It contains the code files for this project. They're generally for
- Crawling
- Preprocessing
- Generating noise
- Statistics calculations
The script aggregates and cleans up some data and saves them in the data/ directory. You need to download your wordlist to execute this code. (default: data/wordlist.txt)
The crawler.py script reads the given word list and uses Wikipedia SDK to fetch the content related to given words. The crawler saves the Wikipedia files to the data/wikipedia_raw/.
The crawler.py script reads the Kaggle spell list files (.txt format) and parses the content of that file. In the end, It generates a CSV output file data/kaggle_spell_dataset.csv.
The preprocessing.py script reads the whole .txt files and then create clean data from row data. This file steps are sentence tokenization, word tokenization, remove unclean tokens and remove very short sentences. different steps has saved on different files (.csv format) and the last one is data/english_tokens.csv.

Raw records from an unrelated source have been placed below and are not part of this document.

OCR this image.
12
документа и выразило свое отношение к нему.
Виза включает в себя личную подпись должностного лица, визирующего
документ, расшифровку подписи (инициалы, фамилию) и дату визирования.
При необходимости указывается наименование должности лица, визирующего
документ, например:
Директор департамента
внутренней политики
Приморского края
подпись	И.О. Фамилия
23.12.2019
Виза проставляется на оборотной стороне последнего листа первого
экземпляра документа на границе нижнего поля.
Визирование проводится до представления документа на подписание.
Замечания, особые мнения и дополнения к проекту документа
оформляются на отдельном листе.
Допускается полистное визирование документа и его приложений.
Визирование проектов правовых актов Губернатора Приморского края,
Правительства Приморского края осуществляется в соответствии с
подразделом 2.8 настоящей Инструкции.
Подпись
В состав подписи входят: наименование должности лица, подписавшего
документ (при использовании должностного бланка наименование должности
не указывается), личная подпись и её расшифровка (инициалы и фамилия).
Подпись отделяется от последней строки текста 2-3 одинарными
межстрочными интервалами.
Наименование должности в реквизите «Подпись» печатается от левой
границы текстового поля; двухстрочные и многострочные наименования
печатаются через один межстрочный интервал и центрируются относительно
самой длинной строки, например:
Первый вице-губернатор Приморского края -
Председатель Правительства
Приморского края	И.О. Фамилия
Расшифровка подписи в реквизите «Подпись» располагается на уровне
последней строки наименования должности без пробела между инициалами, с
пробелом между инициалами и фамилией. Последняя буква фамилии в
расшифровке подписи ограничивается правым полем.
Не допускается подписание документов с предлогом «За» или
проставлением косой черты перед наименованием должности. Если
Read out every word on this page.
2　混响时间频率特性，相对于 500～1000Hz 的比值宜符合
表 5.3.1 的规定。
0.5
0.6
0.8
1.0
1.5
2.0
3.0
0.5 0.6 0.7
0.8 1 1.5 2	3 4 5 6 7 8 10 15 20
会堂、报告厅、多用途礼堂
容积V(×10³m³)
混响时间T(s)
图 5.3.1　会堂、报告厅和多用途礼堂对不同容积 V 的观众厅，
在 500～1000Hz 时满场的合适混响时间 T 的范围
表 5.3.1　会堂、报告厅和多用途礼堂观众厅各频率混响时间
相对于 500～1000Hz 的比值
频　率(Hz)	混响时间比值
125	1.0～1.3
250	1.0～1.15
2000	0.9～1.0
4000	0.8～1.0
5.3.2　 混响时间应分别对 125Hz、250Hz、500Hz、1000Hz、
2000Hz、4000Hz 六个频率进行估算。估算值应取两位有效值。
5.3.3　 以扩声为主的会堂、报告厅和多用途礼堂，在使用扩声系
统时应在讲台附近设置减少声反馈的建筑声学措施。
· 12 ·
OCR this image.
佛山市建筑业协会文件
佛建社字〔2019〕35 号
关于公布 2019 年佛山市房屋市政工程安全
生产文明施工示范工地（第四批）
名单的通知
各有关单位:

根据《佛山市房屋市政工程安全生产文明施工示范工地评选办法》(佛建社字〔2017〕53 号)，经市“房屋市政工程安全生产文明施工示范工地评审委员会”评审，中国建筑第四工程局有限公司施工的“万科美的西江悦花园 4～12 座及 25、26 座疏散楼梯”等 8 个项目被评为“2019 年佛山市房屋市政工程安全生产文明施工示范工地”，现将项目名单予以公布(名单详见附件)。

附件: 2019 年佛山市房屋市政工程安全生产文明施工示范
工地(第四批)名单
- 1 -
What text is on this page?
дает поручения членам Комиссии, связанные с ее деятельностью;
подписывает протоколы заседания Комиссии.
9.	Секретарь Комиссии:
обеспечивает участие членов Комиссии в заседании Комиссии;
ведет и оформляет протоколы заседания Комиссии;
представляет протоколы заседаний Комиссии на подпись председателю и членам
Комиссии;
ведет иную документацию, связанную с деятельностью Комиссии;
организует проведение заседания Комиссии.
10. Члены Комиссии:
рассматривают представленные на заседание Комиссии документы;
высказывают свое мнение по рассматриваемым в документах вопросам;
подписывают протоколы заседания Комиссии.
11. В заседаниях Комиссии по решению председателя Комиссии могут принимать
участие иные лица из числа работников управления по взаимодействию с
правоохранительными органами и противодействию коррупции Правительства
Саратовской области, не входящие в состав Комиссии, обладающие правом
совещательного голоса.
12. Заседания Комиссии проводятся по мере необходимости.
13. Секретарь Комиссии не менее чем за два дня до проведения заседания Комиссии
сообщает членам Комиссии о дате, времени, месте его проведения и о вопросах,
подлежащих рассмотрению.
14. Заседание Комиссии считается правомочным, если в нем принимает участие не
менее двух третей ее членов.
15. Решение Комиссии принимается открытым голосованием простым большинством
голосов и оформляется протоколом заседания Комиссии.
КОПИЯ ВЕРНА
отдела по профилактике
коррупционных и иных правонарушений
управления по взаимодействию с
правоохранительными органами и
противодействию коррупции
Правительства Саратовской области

The noise_generation.py script reads the preprocessed csv file and then creates some misspelled words among any sentence. This script does that by 4 noise algorithms and each has different possibility. even selecting the noisy tokens of a sentence has specific algorithm. After running this script, we will have our dataset (data\dataset.csv) which has 2 columns. first column is a sentence with some noises and the second column is correct sentences (labels).
The statistics.py script processes the data and calculates some statistics metrics such as
-
Number of data units
-
Number of sentences
-
Number of words
-
Number of unique words
It also plots some graphs to show the result.